Afin d’attirer les Juifs du monde entier à immigrer en Israël et/ou à investir leurs fonds en Israël, le jeune Etat qui fêtera bientôt ses 70 ans s’est doté d’une politique fiscale plus qu’incitative à l’égard de ces derniers.

En effet, Israël a introduit en 2008 une réforme fiscale dans la Section 14 (a) de l’Income Tax Ordinance (« ITO ») ayant pour objectif d’encourager les Nouveaux Immigrants ("Olim Chadashim" en hébreu) et les Résidents de Retour ("Toshavim Chozerim" en hébreu) à s’installer définitivement en Israël en leur accordant des avantages fiscaux conséquents.

L’article 14 (a) de l’ITO prévoit que les Nouveaux Immigrants et les Résidents de Retour ont droit notamment à une exonération de l’impôt israélien sur les revenus réalisés à l’étranger tels qu’énumérés par les sections 2, 2A et 3 de l’ITO. Cette exonération dure 10 ans à partir de la date à laquelle l’intéressé devient un résident fiscal israélien (« Période d’Exonération »). En d’autres termes, pendant la Période d’Exonération, les Nouveaux Immigrants et les Résidents de Retour ne sont imposés que sur les revenus qu’ils réalisent en Israël (e.g. dividendes distribués par des sociétés israéliennes, services fournis en Israël…etc.).

Par conséquent, la question de savoir si un Nouvel Immigrant ou un Résident de Retour réalise un revenu en Israël ou à l’étranger permet de déterminer si ce dernier va payer ou non des impôts en Israël sur ces revenus pendant la Période d’Exonération.

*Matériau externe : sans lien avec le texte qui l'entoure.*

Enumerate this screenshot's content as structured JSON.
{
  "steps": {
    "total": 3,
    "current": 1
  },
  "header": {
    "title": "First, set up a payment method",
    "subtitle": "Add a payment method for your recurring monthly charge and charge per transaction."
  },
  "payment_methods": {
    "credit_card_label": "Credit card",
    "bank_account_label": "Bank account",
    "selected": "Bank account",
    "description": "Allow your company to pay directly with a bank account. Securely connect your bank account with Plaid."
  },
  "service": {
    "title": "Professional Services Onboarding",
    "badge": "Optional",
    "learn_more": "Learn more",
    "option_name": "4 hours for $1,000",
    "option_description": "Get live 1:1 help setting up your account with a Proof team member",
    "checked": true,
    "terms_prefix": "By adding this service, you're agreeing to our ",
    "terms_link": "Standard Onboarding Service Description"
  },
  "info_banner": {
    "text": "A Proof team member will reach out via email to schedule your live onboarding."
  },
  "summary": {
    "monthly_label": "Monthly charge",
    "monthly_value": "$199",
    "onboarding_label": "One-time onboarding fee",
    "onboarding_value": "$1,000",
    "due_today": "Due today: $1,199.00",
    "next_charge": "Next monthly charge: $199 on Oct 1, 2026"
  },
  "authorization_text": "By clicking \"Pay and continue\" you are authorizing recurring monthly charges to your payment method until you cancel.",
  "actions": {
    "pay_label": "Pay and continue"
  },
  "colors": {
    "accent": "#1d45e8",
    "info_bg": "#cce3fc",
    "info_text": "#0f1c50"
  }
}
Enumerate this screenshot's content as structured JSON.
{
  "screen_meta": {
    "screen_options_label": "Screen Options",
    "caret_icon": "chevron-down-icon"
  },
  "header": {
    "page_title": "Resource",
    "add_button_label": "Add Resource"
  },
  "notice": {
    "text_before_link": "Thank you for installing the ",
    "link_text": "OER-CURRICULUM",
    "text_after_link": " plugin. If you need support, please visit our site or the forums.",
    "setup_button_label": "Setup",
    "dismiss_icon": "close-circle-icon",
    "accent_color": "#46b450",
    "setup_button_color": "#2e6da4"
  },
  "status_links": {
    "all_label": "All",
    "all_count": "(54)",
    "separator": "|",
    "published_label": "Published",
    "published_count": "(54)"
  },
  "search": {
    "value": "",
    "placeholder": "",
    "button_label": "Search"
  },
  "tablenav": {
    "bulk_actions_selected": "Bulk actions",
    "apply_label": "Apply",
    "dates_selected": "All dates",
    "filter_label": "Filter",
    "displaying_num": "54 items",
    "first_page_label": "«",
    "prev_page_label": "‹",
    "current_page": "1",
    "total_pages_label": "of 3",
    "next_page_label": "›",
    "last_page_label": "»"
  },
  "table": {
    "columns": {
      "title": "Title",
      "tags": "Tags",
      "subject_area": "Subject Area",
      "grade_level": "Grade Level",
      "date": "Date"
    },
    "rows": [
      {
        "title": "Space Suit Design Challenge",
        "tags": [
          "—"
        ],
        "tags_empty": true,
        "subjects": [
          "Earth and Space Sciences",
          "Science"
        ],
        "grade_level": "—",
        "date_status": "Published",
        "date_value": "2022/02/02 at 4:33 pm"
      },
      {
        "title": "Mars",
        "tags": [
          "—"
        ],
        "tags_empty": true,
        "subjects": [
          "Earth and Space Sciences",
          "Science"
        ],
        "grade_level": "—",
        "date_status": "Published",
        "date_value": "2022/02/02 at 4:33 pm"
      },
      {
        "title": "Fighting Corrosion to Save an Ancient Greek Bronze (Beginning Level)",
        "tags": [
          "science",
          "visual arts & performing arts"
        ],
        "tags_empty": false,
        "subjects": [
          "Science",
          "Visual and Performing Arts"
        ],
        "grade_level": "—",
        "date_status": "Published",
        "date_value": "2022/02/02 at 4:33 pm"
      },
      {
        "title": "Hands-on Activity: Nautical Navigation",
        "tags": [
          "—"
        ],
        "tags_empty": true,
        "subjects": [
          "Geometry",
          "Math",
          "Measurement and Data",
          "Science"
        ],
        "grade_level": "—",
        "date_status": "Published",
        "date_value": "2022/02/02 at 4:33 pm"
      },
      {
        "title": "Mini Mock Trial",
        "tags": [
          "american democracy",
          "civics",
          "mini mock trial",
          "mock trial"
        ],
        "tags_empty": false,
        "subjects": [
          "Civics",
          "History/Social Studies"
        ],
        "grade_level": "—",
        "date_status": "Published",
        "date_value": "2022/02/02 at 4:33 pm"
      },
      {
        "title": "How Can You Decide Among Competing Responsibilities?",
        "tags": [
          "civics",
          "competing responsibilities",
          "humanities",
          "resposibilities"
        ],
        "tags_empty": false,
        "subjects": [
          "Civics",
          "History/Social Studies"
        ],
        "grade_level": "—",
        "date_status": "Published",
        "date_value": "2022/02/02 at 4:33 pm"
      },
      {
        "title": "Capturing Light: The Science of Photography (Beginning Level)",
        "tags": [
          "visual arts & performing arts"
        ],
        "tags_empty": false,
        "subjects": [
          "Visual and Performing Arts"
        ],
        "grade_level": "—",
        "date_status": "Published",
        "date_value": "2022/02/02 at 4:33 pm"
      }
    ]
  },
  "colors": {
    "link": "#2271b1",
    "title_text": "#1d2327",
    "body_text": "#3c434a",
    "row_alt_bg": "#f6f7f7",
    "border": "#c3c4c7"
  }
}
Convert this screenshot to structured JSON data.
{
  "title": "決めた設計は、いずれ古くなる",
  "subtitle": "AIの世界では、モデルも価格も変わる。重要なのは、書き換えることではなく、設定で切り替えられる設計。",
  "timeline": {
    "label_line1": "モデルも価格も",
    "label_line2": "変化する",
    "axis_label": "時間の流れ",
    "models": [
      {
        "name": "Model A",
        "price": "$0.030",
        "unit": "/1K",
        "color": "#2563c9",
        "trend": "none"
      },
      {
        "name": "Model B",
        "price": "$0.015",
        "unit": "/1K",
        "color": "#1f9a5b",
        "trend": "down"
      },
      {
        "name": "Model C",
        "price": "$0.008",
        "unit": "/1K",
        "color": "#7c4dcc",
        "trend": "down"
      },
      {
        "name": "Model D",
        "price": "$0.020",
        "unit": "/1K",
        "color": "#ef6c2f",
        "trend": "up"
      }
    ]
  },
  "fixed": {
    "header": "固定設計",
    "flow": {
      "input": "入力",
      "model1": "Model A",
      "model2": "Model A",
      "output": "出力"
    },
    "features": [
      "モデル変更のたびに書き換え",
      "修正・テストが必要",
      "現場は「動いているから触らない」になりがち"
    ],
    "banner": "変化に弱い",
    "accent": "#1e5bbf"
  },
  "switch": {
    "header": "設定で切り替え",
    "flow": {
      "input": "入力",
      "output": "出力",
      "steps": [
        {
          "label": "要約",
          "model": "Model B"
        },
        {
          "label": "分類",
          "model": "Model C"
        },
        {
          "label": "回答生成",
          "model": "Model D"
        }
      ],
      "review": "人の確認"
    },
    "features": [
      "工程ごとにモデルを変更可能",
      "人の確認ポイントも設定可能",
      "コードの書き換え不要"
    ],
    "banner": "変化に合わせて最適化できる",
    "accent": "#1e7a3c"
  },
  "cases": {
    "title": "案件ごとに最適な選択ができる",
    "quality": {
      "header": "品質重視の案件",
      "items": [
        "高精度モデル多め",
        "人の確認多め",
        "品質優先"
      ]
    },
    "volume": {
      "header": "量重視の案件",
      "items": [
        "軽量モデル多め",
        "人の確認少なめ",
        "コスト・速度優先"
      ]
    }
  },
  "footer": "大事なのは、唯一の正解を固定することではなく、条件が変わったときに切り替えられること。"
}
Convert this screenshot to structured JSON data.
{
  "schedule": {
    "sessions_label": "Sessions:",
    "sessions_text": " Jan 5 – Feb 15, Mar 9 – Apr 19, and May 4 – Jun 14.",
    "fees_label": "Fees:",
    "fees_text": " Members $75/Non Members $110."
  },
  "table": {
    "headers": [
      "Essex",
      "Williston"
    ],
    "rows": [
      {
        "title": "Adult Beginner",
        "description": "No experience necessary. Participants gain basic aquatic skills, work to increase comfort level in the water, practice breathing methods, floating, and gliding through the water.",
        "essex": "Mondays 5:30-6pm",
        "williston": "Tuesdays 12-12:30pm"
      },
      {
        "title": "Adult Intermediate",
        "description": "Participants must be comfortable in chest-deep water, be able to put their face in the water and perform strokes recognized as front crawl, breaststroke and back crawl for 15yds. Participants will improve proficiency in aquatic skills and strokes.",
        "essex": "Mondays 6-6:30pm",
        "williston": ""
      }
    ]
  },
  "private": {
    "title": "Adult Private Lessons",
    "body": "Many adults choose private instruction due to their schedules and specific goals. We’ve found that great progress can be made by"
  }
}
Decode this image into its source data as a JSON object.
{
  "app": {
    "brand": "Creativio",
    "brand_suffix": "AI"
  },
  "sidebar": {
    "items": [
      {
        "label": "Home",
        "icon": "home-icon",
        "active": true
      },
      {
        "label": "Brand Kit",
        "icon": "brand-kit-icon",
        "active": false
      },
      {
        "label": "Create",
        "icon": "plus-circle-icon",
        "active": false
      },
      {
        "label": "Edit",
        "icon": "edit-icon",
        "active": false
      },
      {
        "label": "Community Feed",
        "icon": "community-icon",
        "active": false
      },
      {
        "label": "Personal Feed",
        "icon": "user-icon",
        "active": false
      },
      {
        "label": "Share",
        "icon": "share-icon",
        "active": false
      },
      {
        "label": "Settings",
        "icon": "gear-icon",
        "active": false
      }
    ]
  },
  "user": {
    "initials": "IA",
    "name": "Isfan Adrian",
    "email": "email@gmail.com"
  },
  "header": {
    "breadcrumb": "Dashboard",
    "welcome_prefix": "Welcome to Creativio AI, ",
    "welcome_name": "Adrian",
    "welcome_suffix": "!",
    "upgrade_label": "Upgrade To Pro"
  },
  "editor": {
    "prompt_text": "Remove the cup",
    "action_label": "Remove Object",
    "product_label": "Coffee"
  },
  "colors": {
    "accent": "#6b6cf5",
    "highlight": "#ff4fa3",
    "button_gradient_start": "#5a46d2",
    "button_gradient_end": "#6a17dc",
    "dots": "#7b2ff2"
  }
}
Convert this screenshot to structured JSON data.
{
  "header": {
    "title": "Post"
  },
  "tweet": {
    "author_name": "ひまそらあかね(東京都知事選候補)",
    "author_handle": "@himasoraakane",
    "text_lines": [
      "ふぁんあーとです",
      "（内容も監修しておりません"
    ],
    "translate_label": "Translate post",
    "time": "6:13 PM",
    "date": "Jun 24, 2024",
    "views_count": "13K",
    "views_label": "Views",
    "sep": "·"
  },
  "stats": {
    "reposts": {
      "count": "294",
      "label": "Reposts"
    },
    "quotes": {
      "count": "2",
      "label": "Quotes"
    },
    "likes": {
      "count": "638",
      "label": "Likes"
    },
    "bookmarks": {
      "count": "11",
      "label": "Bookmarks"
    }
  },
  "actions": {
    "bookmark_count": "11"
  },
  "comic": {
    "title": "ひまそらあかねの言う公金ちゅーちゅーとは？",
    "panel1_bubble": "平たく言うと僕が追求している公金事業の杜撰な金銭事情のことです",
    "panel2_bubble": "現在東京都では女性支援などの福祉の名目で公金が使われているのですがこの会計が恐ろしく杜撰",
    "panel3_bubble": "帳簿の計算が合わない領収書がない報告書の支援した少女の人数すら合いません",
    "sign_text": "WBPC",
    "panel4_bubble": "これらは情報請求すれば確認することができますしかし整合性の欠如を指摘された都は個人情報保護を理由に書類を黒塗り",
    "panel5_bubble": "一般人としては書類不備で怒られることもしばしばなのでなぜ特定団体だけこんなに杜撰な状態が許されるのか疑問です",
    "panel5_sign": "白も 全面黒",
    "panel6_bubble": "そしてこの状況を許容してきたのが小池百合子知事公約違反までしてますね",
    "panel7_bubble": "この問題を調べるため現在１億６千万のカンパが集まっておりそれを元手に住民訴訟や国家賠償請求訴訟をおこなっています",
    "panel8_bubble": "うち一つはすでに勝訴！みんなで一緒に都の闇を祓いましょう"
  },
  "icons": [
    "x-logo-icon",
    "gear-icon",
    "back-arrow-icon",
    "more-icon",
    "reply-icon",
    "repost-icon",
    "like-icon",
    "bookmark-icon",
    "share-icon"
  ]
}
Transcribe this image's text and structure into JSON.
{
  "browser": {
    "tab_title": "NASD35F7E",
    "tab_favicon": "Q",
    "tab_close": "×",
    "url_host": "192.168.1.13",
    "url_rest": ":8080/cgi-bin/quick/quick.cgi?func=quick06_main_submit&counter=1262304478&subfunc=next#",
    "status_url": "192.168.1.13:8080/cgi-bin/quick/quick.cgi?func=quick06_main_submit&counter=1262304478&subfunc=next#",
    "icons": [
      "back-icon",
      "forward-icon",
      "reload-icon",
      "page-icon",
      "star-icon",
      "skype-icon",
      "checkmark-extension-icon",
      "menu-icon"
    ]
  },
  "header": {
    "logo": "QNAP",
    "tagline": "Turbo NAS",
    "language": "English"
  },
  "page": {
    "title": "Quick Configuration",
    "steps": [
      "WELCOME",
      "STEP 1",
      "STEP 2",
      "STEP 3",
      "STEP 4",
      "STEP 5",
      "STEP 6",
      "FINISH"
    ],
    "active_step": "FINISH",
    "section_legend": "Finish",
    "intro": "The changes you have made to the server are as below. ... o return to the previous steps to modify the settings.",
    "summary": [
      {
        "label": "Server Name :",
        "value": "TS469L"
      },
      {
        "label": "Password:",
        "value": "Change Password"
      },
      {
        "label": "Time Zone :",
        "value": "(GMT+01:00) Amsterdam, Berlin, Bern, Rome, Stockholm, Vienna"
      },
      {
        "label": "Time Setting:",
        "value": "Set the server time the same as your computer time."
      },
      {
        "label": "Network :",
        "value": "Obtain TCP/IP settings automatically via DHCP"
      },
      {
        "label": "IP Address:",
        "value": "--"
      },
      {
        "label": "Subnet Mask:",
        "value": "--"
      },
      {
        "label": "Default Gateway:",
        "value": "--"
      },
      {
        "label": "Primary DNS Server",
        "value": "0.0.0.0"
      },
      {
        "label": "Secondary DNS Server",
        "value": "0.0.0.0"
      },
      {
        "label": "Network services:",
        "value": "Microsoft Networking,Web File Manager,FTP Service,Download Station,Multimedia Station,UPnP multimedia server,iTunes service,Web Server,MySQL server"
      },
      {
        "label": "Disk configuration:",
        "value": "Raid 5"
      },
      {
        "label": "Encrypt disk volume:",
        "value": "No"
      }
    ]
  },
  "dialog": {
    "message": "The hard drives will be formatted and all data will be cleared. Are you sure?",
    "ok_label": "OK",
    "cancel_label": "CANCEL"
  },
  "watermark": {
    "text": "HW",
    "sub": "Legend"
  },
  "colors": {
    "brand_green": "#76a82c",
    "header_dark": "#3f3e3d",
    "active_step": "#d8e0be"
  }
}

Dès lors que l’autorité fiscale israélienne, l’Israeli Tax Authority (ITA), considère que le revenu d’un tel contribuable est réalisé en dehors d’Israël, ce dernier sera exonéré d’impôt en Israël sur ledit revenu pendant la Période d’Exonération. A l’inverse, si le revenu est considéré comme étant réalisé en Israël, le contribuable sera alors imposé en Israël sur ce revenu comme n’importe quel autre résident israélien. Dans ce cas, l’une des problématiques les plus complexes est alors de savoir comment sera imposé le revenu d’un Nouvel Immigrant ou d’un Résident de Retour qui a séjourné à la fois en Israël et à l’étranger au cours d’une même année pendant la Période d’Exonération.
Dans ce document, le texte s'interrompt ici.